Przejdź do treści
Przejdź do stopki

Drewniane kościoły pod ochroną

Treść

W odpowiedzi na narastający problem niszczenia, kradzieży i podpalania zabytkowych drewnianych kościołów w Polsce rusza program, którego celem jest ochrona zabytkowych świątyń. W ramach programu jeszcze w tym roku w piętnastu drewnianych kościółkach na terenie całego kraju zainstalowane mają być zabezpieczenia przeciwpożarowe i antywłamaniowe.

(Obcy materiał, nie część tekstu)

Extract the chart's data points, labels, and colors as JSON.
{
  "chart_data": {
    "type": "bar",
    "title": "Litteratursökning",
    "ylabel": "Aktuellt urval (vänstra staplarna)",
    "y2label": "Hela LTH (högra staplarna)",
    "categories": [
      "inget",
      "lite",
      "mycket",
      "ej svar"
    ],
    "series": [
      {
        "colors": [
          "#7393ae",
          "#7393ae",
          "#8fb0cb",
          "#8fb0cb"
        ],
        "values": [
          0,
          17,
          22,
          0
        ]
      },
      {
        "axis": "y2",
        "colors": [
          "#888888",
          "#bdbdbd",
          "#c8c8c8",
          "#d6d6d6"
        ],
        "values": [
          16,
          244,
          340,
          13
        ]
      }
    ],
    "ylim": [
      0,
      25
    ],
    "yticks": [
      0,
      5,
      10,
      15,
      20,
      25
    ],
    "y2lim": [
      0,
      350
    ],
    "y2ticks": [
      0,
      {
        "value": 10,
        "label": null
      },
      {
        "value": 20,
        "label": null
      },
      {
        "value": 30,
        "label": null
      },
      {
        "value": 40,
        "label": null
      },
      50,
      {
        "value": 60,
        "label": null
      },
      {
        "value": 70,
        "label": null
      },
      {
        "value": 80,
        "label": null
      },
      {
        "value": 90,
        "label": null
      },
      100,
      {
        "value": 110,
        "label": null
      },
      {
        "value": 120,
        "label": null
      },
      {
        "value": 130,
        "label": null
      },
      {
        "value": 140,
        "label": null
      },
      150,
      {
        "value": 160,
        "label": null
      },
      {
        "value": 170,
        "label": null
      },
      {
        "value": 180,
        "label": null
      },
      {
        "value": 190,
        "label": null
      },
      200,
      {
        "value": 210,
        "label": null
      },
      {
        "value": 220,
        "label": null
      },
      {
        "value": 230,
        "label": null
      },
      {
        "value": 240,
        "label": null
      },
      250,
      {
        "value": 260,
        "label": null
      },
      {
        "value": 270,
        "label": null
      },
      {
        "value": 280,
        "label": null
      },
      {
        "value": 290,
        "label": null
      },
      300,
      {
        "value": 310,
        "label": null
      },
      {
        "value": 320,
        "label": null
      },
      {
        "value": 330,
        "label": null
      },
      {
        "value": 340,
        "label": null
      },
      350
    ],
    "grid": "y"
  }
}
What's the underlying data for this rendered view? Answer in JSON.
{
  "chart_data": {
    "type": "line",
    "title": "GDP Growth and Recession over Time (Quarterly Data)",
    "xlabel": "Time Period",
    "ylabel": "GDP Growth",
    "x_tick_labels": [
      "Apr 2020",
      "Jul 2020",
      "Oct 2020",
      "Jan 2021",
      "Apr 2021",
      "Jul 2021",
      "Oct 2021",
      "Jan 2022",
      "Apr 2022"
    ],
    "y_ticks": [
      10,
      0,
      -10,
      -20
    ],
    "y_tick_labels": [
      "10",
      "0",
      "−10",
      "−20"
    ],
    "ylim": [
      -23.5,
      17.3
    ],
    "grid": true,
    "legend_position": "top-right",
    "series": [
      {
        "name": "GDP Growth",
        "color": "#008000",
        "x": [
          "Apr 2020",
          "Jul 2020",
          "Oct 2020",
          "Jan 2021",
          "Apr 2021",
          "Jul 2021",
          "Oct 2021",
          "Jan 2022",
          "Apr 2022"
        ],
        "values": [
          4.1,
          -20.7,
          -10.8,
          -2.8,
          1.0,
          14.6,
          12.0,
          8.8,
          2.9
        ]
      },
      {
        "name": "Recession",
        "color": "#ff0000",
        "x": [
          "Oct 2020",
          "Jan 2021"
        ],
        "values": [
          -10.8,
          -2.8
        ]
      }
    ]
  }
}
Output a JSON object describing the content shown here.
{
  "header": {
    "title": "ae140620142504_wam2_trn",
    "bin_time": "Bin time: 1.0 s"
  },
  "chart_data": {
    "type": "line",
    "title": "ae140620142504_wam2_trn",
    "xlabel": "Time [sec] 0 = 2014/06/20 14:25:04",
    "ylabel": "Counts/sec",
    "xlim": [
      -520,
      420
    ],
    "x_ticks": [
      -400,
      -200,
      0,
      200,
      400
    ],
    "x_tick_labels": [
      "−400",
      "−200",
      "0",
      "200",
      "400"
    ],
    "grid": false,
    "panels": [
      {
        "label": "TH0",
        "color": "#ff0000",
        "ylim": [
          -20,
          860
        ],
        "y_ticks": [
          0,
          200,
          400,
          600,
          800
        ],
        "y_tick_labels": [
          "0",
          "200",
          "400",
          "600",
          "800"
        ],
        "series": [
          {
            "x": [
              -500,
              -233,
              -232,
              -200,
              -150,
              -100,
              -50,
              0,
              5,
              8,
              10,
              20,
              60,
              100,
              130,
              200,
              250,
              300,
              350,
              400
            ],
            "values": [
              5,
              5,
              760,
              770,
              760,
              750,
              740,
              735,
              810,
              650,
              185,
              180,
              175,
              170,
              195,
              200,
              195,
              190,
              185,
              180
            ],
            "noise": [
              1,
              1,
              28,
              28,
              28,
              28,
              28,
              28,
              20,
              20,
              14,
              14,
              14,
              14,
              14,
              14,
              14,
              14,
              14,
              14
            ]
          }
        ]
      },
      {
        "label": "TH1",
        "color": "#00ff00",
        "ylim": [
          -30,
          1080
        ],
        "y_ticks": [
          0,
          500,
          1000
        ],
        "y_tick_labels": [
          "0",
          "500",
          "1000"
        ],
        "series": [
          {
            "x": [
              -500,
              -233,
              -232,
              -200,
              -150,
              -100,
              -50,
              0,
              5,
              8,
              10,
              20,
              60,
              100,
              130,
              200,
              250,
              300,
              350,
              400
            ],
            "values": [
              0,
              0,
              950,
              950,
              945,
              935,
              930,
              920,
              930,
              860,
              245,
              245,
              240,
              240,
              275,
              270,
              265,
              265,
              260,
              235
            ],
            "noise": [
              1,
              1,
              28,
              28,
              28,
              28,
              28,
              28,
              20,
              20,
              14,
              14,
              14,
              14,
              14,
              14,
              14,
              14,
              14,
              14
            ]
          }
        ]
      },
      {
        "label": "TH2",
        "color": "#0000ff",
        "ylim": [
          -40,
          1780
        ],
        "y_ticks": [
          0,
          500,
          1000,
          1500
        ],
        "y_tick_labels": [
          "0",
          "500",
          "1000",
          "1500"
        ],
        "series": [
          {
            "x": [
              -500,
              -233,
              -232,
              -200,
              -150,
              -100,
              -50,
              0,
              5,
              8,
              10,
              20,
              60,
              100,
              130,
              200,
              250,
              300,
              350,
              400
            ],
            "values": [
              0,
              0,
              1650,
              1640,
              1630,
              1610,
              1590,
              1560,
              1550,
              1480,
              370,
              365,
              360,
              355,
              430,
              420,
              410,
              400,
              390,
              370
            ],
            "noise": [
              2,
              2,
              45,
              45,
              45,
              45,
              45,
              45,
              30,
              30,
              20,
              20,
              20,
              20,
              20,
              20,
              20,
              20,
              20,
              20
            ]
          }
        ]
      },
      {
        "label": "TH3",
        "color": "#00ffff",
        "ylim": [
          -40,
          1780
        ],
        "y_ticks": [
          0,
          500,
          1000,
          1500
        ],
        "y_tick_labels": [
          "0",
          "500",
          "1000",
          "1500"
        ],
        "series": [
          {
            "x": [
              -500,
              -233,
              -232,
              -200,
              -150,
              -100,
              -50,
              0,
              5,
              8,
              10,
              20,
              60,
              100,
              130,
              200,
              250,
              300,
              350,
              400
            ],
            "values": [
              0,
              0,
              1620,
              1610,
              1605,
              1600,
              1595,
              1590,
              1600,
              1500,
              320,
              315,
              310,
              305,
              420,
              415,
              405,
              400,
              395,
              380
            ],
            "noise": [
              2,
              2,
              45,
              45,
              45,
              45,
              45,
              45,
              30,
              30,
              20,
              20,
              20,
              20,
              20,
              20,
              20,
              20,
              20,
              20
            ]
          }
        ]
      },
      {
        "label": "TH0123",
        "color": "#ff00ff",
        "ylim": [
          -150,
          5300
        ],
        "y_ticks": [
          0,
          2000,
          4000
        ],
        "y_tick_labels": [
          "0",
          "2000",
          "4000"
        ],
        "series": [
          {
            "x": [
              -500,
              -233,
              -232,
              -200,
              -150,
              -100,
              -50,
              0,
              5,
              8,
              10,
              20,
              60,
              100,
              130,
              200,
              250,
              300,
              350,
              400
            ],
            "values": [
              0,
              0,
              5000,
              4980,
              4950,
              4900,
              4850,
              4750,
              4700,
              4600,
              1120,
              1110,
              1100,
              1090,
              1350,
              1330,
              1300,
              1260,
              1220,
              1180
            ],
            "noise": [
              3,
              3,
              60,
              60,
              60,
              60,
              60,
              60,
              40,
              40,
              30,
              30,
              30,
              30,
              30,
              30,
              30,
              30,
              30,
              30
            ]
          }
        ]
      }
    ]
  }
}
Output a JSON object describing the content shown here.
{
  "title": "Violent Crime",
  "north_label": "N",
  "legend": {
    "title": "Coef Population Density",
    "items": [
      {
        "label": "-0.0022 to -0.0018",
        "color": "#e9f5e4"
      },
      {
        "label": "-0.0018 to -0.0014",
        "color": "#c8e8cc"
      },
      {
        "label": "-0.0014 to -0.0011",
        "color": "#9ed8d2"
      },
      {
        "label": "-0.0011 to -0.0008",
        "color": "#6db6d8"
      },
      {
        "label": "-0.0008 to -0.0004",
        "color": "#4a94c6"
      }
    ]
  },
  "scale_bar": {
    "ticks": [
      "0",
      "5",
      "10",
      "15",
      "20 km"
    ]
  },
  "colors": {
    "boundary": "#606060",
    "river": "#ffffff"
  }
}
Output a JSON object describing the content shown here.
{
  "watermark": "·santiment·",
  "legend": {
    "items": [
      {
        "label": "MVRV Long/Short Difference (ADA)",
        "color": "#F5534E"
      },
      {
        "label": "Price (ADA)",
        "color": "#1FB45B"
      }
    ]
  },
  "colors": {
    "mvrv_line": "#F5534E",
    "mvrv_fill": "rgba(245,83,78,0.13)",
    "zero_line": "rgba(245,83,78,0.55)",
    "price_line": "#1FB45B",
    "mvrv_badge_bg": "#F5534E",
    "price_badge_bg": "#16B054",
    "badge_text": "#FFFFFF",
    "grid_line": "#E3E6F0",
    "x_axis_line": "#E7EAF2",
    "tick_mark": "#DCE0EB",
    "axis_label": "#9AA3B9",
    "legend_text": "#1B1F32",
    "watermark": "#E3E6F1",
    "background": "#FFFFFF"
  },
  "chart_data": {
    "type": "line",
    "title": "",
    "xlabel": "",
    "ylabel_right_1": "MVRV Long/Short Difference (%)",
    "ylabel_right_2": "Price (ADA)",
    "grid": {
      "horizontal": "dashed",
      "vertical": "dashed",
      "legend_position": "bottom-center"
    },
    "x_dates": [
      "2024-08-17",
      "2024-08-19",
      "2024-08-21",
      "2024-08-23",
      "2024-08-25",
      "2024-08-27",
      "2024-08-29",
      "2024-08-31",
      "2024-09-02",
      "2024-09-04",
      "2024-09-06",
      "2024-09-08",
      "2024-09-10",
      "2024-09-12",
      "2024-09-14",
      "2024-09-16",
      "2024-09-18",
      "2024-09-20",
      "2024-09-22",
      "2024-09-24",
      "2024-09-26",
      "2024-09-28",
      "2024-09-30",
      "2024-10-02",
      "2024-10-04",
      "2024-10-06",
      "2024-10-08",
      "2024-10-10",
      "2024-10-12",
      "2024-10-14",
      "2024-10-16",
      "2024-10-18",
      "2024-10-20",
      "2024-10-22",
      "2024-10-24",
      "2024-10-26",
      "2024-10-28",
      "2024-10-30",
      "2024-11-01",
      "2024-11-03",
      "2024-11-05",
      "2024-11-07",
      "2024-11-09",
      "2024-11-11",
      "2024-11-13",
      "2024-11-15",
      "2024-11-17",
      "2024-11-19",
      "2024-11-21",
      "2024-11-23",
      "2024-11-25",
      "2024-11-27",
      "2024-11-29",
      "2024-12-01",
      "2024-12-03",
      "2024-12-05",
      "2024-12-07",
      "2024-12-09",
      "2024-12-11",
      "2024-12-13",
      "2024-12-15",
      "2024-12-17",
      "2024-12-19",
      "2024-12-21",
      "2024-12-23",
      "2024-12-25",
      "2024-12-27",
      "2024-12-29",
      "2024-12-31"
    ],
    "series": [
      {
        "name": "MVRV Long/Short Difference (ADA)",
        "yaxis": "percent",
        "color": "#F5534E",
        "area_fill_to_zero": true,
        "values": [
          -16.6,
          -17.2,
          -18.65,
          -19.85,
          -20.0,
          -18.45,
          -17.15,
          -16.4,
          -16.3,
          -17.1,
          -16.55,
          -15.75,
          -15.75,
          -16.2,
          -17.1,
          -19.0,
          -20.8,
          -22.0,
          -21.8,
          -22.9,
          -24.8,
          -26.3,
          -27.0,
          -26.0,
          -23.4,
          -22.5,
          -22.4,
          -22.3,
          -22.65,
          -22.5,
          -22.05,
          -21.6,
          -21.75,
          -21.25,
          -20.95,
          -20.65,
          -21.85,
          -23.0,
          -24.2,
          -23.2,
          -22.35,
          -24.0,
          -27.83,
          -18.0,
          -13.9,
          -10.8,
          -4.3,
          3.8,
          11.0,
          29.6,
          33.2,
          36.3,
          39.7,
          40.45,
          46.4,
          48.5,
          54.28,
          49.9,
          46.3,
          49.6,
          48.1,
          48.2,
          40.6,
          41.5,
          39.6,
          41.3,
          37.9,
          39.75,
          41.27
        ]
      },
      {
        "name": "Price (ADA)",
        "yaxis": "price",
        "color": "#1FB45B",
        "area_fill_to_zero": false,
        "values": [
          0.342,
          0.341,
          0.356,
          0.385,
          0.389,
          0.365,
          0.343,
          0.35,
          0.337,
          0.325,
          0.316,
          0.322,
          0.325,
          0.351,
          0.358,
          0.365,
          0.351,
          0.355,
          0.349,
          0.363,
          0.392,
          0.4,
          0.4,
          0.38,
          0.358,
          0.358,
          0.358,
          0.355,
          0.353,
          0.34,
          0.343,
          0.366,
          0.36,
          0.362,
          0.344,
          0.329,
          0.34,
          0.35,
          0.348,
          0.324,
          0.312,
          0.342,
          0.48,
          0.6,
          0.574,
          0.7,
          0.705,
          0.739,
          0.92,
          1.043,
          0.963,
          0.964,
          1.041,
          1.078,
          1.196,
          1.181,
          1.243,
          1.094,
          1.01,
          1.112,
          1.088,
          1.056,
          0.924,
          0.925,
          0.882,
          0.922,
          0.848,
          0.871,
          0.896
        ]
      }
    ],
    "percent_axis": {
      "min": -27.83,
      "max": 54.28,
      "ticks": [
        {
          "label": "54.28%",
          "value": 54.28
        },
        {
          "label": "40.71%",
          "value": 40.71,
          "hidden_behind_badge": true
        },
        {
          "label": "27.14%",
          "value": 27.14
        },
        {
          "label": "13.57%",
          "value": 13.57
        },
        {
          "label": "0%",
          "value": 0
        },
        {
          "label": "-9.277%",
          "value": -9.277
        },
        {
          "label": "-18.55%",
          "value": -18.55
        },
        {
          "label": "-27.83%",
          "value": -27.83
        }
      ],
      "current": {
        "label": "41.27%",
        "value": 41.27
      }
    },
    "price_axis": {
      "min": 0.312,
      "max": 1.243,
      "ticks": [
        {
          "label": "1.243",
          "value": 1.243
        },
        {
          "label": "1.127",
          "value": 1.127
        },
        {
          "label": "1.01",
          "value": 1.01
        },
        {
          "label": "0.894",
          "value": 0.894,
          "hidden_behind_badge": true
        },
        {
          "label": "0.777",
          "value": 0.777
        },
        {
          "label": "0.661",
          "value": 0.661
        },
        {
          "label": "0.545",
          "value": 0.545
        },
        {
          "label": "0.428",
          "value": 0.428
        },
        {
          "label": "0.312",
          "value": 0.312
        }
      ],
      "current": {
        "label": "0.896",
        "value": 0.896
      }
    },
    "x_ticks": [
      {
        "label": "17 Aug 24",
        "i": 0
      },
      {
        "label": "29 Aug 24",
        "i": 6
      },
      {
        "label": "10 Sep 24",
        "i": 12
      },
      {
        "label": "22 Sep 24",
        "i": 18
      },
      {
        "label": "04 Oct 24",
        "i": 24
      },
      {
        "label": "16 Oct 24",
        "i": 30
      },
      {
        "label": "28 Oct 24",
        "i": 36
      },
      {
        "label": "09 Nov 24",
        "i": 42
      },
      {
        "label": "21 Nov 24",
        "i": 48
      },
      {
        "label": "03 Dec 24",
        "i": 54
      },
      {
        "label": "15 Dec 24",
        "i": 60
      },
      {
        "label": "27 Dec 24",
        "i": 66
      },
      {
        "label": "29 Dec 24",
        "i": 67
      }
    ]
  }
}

W odpowiedzi na narastający problem niszczenia zabytkowych świątyń Powszechny Zakład Ubezpieczeń S.A. we współpracy z Konferencją Episkopatu Polski i Ośrodkiem Ochrony Zbiorów Publicznych uruchomił pilotażowy program, którego celem jest ochrona zabytkowych drewnianych kościołów. W ramach programu w drewnianych świątyniach na terenie całego kraju instalowane będą zabezpieczenia przeciwpożarowe i antywłamaniowe. Jeszcze w tym roku piętnaście świątyń zostanie objętych taką opieką, a w przyszłych latach - następne kościoły. - Te zabytkowe kościoły są naszym wspólnym dziedzictwem i naszym obowiązkiem jest dbanie o to, żeby przetrwały i mogły cieszyć przyszłe pokolenia - mówił ks. Jan Drob, ekonom Konferencji Episkopatu Polski.
Na terenie naszego kraju znajduje się 2785 drewnianych obiektów sakralnych, w tym 1729 drewnianych kościołów, 730 dzwonnic, 315 kaplic i 11 kostnic. Większość drewnianych świątyń zlokalizowana jest w centralnej, południowej i wschodniej Polsce. Sześć zabytkowych świątyń znajduje się na liście Światowego Dziedzictwa Kultury UNESCO.
Jak poinformował Piotr Ogrodzki z Ośrodka Ochrony Zbiorów Publicznych, liczba drewnianych obiektów sakralnych z roku na rok się zmniejsza, a główną przyczyną tego, że często bezpowrotnie giną zabytkowe świątynie, są pożary, kradzieże oraz akty wandalizmu. Jak wskazują dane Komendy Głównej Państwowej Straży Pożarnej, tylko w ubiegłym roku zanotowano w Polsce 137 pożarów obiektów kultu religijnego. Z analizy tych zdarzeń wynika, że w blisko 60 proc. przypadków ich przyczyną było właśnie podpalenie. Także w latach 90. nastąpił gwałtowny wzrost liczby kradzieży i w ciągu tylko jednego roku popełniono ich 1153. - Można powiedzieć, że połowa obiektów sakralnych w Polsce została już okradziona - zaznaczył Piotr Ogrodzki. Dodał, że można się bronić przed złodziejem czy wymienić starą instalację elektryczną, ale bardzo trudno się obronić przed podpalaczem. Jeśli dochodzi do kradzieży, to z kościołów najczęściej giną obrazy, rzeźby, ikony, monety, świeczniki, kielichy mszalne czy monstrancje.